Domain Configuration

The domain provisioned for Slate will be used for both its public-facing and administrative resources. The public-facing resources will be wrapped into your HTML template, and the root of this site will redirect back to your main website. The domain will be for the exclusive use of Slate, and you will therefore need to select a subdomain that is not currently being utilized. Popular admissions domains include “apply”, “admissions”, “connect”, and “engage”, and popular advancement domains include “advance”, “give”, and “connect”.

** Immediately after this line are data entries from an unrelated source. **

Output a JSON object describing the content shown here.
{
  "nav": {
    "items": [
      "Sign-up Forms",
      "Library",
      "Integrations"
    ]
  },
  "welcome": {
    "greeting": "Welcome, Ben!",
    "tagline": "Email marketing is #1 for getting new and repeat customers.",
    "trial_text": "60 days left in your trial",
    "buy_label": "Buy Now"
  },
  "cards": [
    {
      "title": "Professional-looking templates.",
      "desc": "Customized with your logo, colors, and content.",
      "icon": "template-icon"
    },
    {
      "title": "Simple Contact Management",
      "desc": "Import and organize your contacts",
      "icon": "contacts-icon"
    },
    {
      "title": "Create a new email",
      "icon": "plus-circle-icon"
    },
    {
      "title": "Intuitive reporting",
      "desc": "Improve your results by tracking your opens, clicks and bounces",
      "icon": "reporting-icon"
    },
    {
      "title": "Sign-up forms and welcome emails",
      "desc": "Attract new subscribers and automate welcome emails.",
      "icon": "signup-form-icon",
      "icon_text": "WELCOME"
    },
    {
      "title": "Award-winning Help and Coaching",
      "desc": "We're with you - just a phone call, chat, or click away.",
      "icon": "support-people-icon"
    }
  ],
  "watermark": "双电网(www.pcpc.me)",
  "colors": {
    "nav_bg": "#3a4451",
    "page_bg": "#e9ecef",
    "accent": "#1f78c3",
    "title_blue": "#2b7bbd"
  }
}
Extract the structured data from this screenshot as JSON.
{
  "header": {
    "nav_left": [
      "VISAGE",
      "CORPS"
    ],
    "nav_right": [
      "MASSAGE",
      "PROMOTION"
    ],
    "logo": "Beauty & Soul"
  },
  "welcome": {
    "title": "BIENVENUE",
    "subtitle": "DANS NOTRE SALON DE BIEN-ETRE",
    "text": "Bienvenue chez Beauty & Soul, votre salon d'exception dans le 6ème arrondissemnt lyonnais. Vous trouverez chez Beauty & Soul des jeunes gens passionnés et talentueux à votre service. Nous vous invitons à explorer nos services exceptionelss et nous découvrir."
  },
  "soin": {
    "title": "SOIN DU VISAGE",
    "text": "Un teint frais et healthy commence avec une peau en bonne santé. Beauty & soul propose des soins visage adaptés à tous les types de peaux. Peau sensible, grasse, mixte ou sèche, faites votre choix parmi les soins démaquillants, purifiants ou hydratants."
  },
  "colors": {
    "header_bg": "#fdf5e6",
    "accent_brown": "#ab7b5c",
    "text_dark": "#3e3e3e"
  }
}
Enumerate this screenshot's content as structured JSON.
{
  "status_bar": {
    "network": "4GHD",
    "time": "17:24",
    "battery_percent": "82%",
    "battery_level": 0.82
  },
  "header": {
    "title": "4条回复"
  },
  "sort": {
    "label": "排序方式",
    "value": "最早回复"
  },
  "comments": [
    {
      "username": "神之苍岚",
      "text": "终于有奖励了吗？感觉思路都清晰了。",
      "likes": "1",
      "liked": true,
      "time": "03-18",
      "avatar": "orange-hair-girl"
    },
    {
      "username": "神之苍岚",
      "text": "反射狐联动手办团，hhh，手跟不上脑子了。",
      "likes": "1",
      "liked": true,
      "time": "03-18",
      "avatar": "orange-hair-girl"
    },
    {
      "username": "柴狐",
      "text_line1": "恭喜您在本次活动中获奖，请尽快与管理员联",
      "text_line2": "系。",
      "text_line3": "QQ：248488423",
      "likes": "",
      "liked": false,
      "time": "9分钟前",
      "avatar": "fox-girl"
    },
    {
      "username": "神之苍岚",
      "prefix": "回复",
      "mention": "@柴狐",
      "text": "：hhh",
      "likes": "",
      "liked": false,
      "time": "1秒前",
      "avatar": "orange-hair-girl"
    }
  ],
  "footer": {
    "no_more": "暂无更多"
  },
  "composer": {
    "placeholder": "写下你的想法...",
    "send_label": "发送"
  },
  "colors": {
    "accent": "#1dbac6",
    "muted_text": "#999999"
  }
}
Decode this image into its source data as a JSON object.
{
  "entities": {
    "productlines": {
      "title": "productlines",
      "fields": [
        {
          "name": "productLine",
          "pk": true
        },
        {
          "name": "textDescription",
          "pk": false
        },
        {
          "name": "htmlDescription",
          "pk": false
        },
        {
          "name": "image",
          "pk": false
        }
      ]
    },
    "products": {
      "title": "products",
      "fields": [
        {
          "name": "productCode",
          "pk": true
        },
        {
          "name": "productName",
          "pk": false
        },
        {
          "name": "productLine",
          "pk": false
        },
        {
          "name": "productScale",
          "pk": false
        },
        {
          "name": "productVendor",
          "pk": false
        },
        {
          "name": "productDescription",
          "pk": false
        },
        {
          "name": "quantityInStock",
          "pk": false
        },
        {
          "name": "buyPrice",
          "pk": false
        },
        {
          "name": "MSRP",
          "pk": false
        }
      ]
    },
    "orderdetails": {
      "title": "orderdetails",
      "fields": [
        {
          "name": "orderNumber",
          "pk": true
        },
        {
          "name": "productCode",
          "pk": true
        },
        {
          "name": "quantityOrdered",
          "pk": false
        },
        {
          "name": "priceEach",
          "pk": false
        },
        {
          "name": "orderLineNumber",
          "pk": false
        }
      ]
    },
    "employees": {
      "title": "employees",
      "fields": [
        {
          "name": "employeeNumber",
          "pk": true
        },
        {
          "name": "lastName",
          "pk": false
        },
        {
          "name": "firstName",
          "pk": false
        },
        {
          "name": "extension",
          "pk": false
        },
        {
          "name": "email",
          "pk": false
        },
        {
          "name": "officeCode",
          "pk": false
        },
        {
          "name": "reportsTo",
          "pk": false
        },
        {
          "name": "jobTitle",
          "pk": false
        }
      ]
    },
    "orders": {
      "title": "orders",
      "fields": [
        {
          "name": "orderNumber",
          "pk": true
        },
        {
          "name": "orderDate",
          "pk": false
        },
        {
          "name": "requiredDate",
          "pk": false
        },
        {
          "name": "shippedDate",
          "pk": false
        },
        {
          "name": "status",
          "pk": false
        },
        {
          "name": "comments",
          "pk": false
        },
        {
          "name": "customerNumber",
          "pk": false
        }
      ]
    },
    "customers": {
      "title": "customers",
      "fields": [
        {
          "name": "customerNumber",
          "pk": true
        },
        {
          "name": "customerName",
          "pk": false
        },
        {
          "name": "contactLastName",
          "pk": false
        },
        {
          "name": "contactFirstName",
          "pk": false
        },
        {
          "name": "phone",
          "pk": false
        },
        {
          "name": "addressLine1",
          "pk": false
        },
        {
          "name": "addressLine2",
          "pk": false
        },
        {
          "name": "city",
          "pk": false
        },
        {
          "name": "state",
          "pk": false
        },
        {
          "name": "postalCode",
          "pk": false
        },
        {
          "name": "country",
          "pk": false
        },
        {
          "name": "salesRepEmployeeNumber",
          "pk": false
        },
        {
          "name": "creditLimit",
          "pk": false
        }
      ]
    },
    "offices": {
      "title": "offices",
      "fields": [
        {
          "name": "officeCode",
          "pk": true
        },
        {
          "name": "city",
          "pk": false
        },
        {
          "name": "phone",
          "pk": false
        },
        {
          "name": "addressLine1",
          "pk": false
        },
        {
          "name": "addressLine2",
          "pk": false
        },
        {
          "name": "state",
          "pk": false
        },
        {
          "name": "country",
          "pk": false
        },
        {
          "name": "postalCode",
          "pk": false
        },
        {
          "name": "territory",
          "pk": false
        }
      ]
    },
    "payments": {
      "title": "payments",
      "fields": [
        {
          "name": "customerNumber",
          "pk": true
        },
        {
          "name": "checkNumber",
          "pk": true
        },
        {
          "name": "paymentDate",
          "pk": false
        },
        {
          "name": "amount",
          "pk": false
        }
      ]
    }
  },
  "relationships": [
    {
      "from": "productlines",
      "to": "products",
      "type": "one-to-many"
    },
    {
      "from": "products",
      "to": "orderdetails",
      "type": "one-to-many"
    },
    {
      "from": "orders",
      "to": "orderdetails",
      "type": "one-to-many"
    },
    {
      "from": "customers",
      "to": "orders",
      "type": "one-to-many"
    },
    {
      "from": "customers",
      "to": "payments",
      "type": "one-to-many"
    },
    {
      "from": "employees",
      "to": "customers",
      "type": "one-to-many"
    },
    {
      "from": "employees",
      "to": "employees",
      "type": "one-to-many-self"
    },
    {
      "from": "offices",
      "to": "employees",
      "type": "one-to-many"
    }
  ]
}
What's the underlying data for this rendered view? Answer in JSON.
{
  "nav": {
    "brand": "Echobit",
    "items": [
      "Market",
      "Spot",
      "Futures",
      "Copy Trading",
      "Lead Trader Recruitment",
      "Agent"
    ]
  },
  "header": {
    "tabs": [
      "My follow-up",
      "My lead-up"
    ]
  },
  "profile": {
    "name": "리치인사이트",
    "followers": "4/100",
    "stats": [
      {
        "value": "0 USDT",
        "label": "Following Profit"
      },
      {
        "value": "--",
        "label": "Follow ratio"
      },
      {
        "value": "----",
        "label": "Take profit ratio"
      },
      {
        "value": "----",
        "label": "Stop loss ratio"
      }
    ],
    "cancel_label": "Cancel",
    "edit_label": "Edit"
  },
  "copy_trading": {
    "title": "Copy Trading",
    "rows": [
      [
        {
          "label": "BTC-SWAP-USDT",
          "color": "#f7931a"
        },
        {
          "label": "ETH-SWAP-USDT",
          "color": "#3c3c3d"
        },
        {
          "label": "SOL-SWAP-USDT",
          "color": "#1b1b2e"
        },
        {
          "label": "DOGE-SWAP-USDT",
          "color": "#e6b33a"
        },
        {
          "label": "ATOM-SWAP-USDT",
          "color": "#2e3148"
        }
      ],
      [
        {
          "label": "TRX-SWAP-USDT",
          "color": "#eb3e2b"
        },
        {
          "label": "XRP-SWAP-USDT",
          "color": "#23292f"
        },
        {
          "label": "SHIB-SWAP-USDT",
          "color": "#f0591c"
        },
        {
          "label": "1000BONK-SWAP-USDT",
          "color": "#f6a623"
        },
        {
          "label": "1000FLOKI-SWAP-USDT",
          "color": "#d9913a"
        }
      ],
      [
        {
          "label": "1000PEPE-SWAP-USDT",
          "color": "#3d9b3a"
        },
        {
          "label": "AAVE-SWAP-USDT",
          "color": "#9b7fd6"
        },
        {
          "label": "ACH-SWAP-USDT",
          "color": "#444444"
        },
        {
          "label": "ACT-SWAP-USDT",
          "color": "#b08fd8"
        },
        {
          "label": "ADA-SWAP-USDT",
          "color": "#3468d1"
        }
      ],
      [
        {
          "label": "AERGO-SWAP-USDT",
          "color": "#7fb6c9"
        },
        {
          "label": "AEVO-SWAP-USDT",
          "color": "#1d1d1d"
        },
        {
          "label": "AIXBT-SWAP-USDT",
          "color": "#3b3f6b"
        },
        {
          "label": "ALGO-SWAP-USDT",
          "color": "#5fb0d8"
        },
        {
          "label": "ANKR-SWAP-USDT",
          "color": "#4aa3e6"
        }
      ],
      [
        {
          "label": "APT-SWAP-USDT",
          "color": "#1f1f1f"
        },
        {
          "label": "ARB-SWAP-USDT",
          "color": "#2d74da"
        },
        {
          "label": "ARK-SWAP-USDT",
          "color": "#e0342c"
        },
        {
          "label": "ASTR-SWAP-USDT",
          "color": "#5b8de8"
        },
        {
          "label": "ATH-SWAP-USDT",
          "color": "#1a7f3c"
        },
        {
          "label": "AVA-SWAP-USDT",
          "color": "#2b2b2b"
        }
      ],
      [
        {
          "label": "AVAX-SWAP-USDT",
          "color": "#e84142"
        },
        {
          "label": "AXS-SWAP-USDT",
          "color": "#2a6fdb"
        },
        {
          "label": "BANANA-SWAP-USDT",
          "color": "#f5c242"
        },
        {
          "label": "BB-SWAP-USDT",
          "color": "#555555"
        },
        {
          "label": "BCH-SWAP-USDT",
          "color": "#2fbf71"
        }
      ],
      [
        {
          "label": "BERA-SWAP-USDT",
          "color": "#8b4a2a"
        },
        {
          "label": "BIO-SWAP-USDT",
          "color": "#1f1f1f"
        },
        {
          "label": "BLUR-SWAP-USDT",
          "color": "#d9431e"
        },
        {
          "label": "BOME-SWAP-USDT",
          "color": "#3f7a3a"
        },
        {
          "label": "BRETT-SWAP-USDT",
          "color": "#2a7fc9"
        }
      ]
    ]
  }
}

In the DNS zone file entries below, make special note of the technolutions.net domains used as well as the spelling of Technolutions. Although our company website and email addresses use technolutions.com, our infrastructure addresses use the technolutions.net domain. When the subdomain has been created and is active, visiting that domain will return a page that says “This website is temporarily unavailable. Please try again later.” This message is your confirmation that the subdomain has been created.

The domain configuration will vary based upon whether the instance is sited in the United States, Canada, European Union, or Asia Pacific region.

UNITED STATES:         apply.university.edu IN CNAME cluster.technolutions.net
CANADA:                     apply.university.edu IN CNAME cluster.ca-central-1.technolutions.net
EUROPEAN UNION:    apply.university.edu IN CNAME cluster.eu-west-1.technolutions.net
ASIA PACIFIC:              apply.university.edu IN CNAME cluster.ap-northeast-1.technolutions.net

DKIM Configuration

In order to help ensure the delivery of emails sent through Slate, we recommend adding the following DKIM entries to your DNS, substituting university.edu for your email domain.

slate-mx.university.edu              IN CNAME sg.technolutions.net.
slt._domainkey.university.edu    IN CNAME slt._domainkey.technolutions.net.
slt2._domainkey.university.edu  IN CNAME slt2._domainkey.technolutions.net.

Single Sign-On

Slate supports the following single sign-on and authentication/identity providers. Providers are listed in two tiers. For each provider, we have listed the information you will need to send us and configuration actions you will need to take.

The single sign-on is used only for administrative logins. End-users will not need accounts with the single sign-on, as they will be issued credentials by Slate and will directly authenticate through Slate. Please allow-list our outbound IPs of 34.197.57.115, 34.197.58.165, and 35.161.51.209 if this machine is firewalled.

Tier 1 (Preferred)

CAS

• Allow-list the Slate domain (e.g., apply.university.edu) if operating the CAS server in an allow-list-only mode

• The service endpoints for /login, /logout, and /serviceValidate

SAML / SHIBBOLETH / AZURE AD / ADFS

• Your metadata URL

• The attribute name through which you will release the user ID (uid, sAMAccountName, etc.), or whether it will be released as the name-id; no other attributes need to be released

• Logout URL, if applicable

• We will send you a link to our metadata to add to the profile as a service provider

Tier 2 (Secondary)

LDAP / ACTIVE DIRECTORY

• Your host name, protocol (LDAP, LDAPS), and port

• Service account credentials, if those are required to connect

• Base DN

• User ID attribute (uid, sAMAccountName, etc.)